2 of 93 comments (clear)

  1. May the best chip win! by aceofspades1217 · · Score: 5, Interesting

    Competition can't hurt. Now that we have Intel, AMD/ATI, and Nvidia/VIA all throwing their hat in the ring it will keep prices down and of course spur innovation considering its a race to the find the best technology. Personally I would like to see Intel taken off it's high considering it delayed all their 45nm production just so they could sell out their older chips. Of course they were able to do that because AMD is so behind in the 45nm race.

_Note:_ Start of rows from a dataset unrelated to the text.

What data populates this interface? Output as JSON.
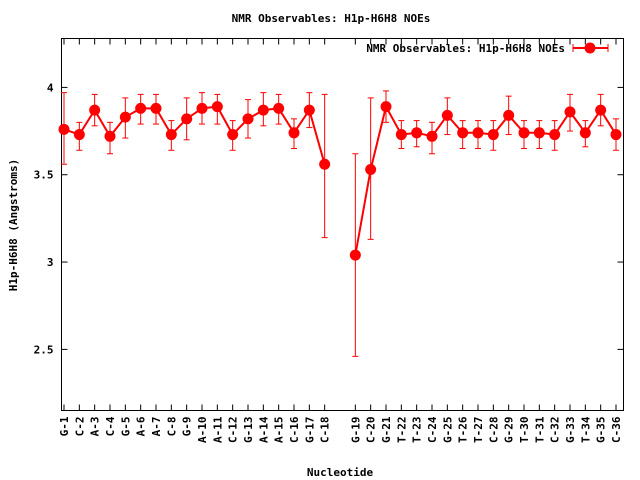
{
  "chart_data": {
    "type": "line",
    "title": "NMR Observables: H1p-H6H8 NOEs",
    "xlabel": "Nucleotide",
    "ylabel": "H1p-H6H8 (Angstroms)",
    "ylim": [
      2.15,
      4.28
    ],
    "yticks": [
      2.5,
      3,
      3.5,
      4
    ],
    "ytick_labels": [
      "2.5",
      "3",
      "3.5",
      "4"
    ],
    "grid": false,
    "legend_position": "top-right",
    "series_color": "#ff0000",
    "series": [
      {
        "name": "NMR Observables: H1p-H6H8 NOEs",
        "segments": [
          {
            "categories": [
              "G-1",
              "C-2",
              "A-3",
              "C-4",
              "G-5",
              "A-6",
              "A-7",
              "C-8",
              "G-9",
              "A-10",
              "A-11",
              "C-12",
              "G-13",
              "A-14",
              "A-15",
              "C-16",
              "G-17",
              "C-18"
            ],
            "values": [
              3.76,
              3.73,
              3.87,
              3.72,
              3.83,
              3.88,
              3.88,
              3.73,
              3.82,
              3.88,
              3.89,
              3.73,
              3.82,
              3.87,
              3.88,
              3.74,
              3.87,
              3.56
            ],
            "err_low": [
              3.56,
              3.64,
              3.78,
              3.62,
              3.71,
              3.79,
              3.79,
              3.64,
              3.7,
              3.79,
              3.79,
              3.64,
              3.71,
              3.78,
              3.79,
              3.65,
              3.77,
              3.14
            ],
            "err_high": [
              3.97,
              3.8,
              3.96,
              3.8,
              3.94,
              3.96,
              3.96,
              3.81,
              3.94,
              3.97,
              3.96,
              3.81,
              3.93,
              3.97,
              3.96,
              3.82,
              3.97,
              3.96
            ]
          },
          {
            "categories": [
              "G-19",
              "C-20",
              "G-21",
              "T-22",
              "T-23",
              "C-24",
              "G-25",
              "T-26",
              "T-27",
              "C-28",
              "G-29",
              "T-30",
              "T-31",
              "C-32",
              "G-33",
              "T-34",
              "G-35",
              "C-36"
            ],
            "values": [
              3.04,
              3.53,
              3.89,
              3.73,
              3.74,
              3.72,
              3.84,
              3.74,
              3.74,
              3.73,
              3.84,
              3.74,
              3.74,
              3.73,
              3.86,
              3.74,
              3.87,
              3.73
            ],
            "err_low": [
              2.46,
              3.13,
              3.8,
              3.65,
              3.66,
              3.62,
              3.73,
              3.65,
              3.65,
              3.64,
              3.73,
              3.65,
              3.65,
              3.64,
              3.75,
              3.66,
              3.78,
              3.64
            ],
            "err_high": [
              3.62,
              3.94,
              3.98,
              3.81,
              3.81,
              3.8,
              3.94,
              3.81,
              3.81,
              3.81,
              3.95,
              3.81,
              3.81,
              3.81,
              3.96,
              3.81,
              3.96,
              3.82
            ]
          }
        ]
      }
    ]
  }
}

    So great hopefully we will see some real progress and we can have affordable laptops that have OK power. Because right now most normal laptops have integrated chips (you can't really fit a video card into a normal laptop) and of course the integrated card is horrible. Also the integrated card (at least in my laptop) sucks up all the power and makes my laptop have 3x less life. Also my integrated card overheats.

    So yea it would be great if we could have decent video processing on normal mass market laptops.

    Good Luck and may the best chip win!

  2. VIA tries to redefine Open as "Ours" by Glasswire · · Score: 4, Interesting

    Hmmm, the old Mini-ITX format had multiple vendors (VIa, Intel, others) using it and right now the only vendor using Mini-ITX 2.0 is VIA-NVidia. How is this more open? And in what sense was Intel making the old standard less open -other than jumping into that market and doing well?

    BTW, I have to laugh at the sight of a Mini-ITX board with a relatively low power VIA cpu having a huge, power sucking NVidia discrete GPU board on it. Surely anybody that cares about performance graphics is not using this catagory of board. Logically , NVidia would do an integrated graphics chipset for the Mini-ITX format, but a PCI-Express external card that quadruples the chassis height (and probably quads the power consumption of the board) is a joke. Ask embedded systems developers (still the main market for Mini-ITX systems) if this is really what they're looking for. VIA and NVidia cobbled together a frankenstein combination of technologies just to make the Atom look bad with irrelevant perf specs.